Şehidler ölmüyor elbet, bu ihtişam belli,
Bugün devâm ediyor bizde Âsım’ın nesli…

Erişti lutfa misilsiz, sekiz şehid bir bir,
Fakat ki etti reziller, Hubeyb’i, Zeyd’i esir!

Hubeyb’i, Mekke’de Hâris bin Âmir’in kindar,
Sefîl oğulları derhal satın alıp, gözü dar,
Gazapla bağladılar evlerinde zincirle,
Bin intikām ile çektirdiler cefâ ve çile.
O çünkü Hâris’i yenmiş, Bedir’de yıkmıştı,
Çamurlu cânını almış da nâra tıkmıştı.
Hubeyb’e işte bu yüzden karaydı öfkeleri,
Onunsa, ak idi cennet hazırlığında feri.
Ne türlü anlatıyor bir kadın, bakın senede:
“–Hubeyb esirdi fakat hürlerin de fevkinde,
Yüceydi, kimsede yokken üzümle gördüm onu,
O bağlı elde bu ikram?
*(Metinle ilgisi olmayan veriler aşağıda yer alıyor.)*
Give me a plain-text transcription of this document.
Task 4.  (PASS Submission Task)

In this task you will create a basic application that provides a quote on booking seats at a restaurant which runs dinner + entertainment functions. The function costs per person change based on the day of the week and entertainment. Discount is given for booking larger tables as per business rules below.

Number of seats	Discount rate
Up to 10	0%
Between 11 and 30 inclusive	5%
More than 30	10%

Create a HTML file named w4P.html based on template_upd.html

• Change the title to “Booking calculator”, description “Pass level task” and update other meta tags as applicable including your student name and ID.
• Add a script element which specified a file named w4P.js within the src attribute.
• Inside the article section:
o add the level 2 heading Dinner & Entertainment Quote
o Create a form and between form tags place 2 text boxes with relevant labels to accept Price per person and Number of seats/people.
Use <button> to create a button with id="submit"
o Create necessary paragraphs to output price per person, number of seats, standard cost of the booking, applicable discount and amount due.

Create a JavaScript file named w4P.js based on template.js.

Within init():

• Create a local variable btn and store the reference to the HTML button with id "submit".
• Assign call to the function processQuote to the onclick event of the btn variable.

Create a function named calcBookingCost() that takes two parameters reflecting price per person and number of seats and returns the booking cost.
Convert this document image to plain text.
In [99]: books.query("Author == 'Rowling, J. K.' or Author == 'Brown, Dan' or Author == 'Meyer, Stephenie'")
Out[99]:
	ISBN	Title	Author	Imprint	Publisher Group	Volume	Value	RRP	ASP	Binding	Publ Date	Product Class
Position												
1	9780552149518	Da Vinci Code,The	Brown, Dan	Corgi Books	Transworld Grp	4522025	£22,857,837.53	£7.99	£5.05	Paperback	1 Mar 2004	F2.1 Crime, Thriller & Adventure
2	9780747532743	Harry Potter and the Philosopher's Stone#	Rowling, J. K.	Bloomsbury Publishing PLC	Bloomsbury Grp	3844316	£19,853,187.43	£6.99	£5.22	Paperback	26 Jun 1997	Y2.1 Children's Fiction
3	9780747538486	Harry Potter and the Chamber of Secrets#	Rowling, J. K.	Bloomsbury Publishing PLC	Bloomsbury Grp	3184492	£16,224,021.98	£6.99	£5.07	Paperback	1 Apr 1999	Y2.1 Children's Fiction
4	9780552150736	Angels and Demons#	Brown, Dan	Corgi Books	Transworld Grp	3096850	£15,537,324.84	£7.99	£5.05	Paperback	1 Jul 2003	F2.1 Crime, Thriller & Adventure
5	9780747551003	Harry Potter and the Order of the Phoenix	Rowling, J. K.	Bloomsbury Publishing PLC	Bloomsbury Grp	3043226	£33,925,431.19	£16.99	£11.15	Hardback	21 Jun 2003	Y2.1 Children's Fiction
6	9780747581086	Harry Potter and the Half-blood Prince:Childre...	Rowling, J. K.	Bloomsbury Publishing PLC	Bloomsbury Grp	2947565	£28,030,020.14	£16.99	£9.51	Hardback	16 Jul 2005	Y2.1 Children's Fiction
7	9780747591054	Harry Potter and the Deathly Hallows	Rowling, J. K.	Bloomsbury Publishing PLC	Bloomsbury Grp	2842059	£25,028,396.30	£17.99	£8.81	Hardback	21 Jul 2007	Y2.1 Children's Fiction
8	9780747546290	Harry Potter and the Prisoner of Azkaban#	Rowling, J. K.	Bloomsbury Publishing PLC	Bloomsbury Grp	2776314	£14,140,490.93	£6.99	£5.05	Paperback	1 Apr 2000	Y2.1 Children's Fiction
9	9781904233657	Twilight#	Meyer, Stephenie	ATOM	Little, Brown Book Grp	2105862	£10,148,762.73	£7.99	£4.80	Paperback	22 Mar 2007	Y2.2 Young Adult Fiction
Dedim ki, müjde sonu!
Kılar teheccüdü, Kur’ân okurdu aşk ile hep,
Coşardı dinleyen ağlardı, buydu onda edep.
Dedim: «–Bir istediğin varsa söyle!» İç çekti;
«–Temiz su ver.» dedi; «Aslā yedirme mundar eti!
Haber getir, ne zamandır hüküm zamânı bana?»
Dedim: «–Ölüm, şu harâm ayların sonunda sana!»
O canda, olmadı vallâhi korku, zerre kadar!”

Kazıldı Ten’im’e şehrin dışında çifte mezar;
Götürdüler, dedi: «–Zâten bu hâlde ben sılayım,
İzin verin, iki rek’at, durup namaz kılayım!»
«–Olur, tamam.» dediler; Hak huzûra aktı Hubeyb,
Güzel bir âdeti başlattı, zulmü yaktı Hubeyb!
Yığınla soysuzu, mânen devirdi, yendi Hubeyb,
Vakûr ilerledi infâza karşı kendi Hubeyb.
Vakarla gürledi, her bir belâlı cellâda:
«–Şu kıldığım göze nur, son namâzı dünyâda,
Uzatmadım, kısa kestim, dedim ki: İşte nabız;
Cesur Hubeyb’i ölümden çekindi sanmayınız!»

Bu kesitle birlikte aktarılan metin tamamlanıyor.